Mrs. Kumaratunga was injured by the bomb and refused to leave her home Tuesday to cast her ballot, but other arrangements were made for her to vote.

The Commission said about 73 percent of the 11.7 million voters cast ballots, despite threats from Tamil rebels to disrupt the voting.

The independent Center for Monitoring Election Violence said the poll was marred by election violations, including systematic impersonations and ballot-stuffing.

"The result of this election has been irredeemably compromised," said the organization's director, Paikiyasothy Saravanamuttu.

Because of irregularities, the monitors said the election should be nullified in the entire northeast region and polling should be held again. The northeast is the Tamil-dominated area where the rebels want to carve out an independent Tamil state.

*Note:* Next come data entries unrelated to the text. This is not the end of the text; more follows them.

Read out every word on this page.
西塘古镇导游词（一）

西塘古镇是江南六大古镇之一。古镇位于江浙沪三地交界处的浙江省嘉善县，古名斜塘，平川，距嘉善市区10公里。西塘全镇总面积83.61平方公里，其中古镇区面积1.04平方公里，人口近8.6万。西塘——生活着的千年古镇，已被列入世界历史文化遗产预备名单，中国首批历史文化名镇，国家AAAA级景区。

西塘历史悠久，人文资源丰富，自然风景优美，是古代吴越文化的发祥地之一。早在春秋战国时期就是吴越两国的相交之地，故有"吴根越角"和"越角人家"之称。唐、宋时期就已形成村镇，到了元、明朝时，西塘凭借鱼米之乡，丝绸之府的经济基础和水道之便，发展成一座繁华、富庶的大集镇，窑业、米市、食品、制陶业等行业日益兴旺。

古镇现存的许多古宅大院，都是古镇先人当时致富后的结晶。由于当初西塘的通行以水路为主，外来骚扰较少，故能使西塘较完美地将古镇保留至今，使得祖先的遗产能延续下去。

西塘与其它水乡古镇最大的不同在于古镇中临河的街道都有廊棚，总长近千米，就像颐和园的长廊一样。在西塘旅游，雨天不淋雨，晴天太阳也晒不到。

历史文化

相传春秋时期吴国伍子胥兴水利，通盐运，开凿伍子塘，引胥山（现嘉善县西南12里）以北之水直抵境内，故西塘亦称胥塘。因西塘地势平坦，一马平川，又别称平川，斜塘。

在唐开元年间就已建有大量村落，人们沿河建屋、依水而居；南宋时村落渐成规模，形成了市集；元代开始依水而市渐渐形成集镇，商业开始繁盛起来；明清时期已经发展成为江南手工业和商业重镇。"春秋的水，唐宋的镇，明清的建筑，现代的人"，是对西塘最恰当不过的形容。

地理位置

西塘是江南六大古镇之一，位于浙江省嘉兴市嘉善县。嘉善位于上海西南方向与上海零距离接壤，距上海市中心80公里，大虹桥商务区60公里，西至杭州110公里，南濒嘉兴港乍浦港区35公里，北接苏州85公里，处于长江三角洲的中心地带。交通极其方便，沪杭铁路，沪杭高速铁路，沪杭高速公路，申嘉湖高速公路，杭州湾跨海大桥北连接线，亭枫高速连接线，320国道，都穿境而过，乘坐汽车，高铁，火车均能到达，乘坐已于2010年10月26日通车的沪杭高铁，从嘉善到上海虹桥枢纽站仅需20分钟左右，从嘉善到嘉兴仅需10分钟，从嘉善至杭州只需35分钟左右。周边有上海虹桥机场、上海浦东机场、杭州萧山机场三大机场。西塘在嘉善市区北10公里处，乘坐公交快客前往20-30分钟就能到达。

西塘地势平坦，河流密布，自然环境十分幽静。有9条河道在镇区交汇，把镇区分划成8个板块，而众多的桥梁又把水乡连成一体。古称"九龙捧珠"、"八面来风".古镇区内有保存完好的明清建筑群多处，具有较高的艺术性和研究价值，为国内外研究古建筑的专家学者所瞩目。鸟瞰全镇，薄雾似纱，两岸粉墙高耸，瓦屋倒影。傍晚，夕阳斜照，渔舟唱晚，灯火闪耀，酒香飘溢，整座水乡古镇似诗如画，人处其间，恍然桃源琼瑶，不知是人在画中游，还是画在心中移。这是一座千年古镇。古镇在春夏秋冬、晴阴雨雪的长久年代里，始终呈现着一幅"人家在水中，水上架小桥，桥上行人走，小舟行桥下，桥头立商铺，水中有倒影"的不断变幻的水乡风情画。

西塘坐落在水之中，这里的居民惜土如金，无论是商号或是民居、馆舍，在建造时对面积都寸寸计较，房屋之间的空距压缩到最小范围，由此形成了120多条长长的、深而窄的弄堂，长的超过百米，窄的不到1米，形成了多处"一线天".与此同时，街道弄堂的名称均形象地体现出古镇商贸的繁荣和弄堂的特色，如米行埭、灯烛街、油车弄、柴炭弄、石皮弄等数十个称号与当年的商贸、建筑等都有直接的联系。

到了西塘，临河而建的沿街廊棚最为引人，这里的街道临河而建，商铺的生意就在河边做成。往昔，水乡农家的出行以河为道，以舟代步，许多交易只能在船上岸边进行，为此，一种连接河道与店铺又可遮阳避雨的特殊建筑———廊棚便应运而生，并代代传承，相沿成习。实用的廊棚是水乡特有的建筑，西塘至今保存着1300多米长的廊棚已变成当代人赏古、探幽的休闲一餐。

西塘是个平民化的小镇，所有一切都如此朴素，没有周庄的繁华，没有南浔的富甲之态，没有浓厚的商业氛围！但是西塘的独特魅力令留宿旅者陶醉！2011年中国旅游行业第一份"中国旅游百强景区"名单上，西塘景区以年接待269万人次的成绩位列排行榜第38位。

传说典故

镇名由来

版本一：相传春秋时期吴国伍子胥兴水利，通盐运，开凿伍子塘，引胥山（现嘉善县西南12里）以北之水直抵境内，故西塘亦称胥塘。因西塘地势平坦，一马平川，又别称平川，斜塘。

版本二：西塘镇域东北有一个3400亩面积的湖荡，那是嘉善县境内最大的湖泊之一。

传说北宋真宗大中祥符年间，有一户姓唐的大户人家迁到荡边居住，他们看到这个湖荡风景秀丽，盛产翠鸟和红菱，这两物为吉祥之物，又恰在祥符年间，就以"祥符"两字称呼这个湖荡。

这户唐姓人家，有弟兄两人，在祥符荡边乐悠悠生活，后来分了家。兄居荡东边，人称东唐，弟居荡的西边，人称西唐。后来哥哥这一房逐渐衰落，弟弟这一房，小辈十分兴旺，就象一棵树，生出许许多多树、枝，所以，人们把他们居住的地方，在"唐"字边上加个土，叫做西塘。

Another monitor, Kingsley Rodrigo, said the center had received more than 350 complaints of election violations.

At least seven people died in poll violence.

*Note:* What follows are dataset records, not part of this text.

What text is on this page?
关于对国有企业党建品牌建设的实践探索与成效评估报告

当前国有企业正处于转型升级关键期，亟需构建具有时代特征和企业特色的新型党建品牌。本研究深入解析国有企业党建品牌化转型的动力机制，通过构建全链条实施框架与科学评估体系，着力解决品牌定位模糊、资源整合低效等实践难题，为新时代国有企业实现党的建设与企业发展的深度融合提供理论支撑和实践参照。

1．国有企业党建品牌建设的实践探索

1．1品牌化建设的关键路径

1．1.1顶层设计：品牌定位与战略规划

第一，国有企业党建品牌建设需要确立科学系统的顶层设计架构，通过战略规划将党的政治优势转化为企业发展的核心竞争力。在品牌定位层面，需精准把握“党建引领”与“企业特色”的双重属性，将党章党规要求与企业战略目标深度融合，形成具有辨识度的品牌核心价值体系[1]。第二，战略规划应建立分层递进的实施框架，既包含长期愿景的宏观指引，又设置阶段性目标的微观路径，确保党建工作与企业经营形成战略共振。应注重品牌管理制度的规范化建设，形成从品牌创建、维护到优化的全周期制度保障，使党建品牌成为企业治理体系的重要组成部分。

In scattered election violence, three men believed to have been supporters of Mrs. Kumaratunga died when unidentified attackers threw hand grenades at them near the town of Dumbalasuriya, about 40 miles (65 kilometers) north of Colombo. Another man died in the same area, and one was seriously wounded in a confrontation with police. Three more bodies were recovered across the country and police attributed the deaths to poll related violence.

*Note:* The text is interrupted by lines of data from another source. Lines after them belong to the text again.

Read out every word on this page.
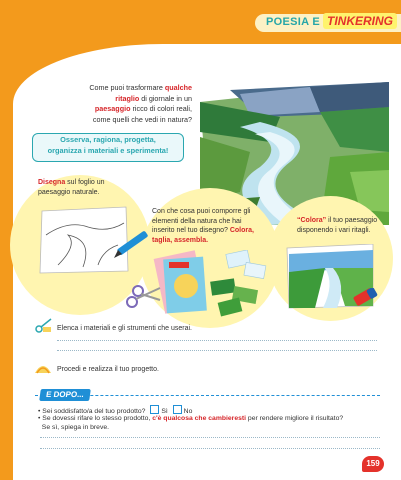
POESIA E TINKERING
UN PAESAGGIO VERO
Come puoi trasformare qualche ritaglio di giornale in un paesaggio ricco di colori reali, come quelli che vedi in natura?
Osserva, ragiona, progetta,
organizza i materiali e sperimenta!
Disegna sul foglio un paesaggio naturale.
Con che cosa puoi comporre gli elementi della natura che hai inserito nel tuo disegno? Colora, taglia, assembla.
“Colora” il tuo paesaggio disponendo i vari ritagli.
Elenca i materiali e gli strumenti che userai.
Procedi e realizza il tuo progetto.
E DOPO...
• Sei soddisfatto/a del tuo prodotto? Sì No
• Se dovessi rifare lo stesso prodotto, c'è qualcosa che cambieresti per rendere migliore il risultato?
Se sì, spiega in breve.
159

A total of 11 candidates are in the race, but the real contest was between Mrs. Kumaratunga and opposition leader Wickremesinghe, who has rejected her approach to militarily crush the separatist rebels of the Liberation Tigers of Tamil Eelam if they don't surrender their weapons and return to the negotiating table.

Tamil rebels are waging a war for an independent homeland for the country's minority Tamils. An estimated 61,000 people have died in the 16-year-old insurrection and 1.2 million have been made homeless in the island off India's southeast coast.

Tamils have a language, religion and culture distinct from that of the Sinhalese. The two groups have periodically fought over territory for 1,000 years.

Wickremesinghe has said he would abandon the military option and open unconditional peace talks with the Tamil Tigers, although he has not said what peace proposals he would offer the rebels.

Mrs. Kumaratunga has drawn up a constitutional reform package extending autonomy to the provinces, including the Tamil-dominated areas, in hopes of satisfying moderate Tamils.

After two bombings over the weekend by suspected Tamil rebels, Sri Lanka called in army and anti-terrorist commandos to beef up security across the island on polling day.

With the vote apparently split among the Sinhalese majority, minorities could determine the outcome. More than 12 percent of the electorate are Tamils who live in the districts Tamil rebels want for a homeland.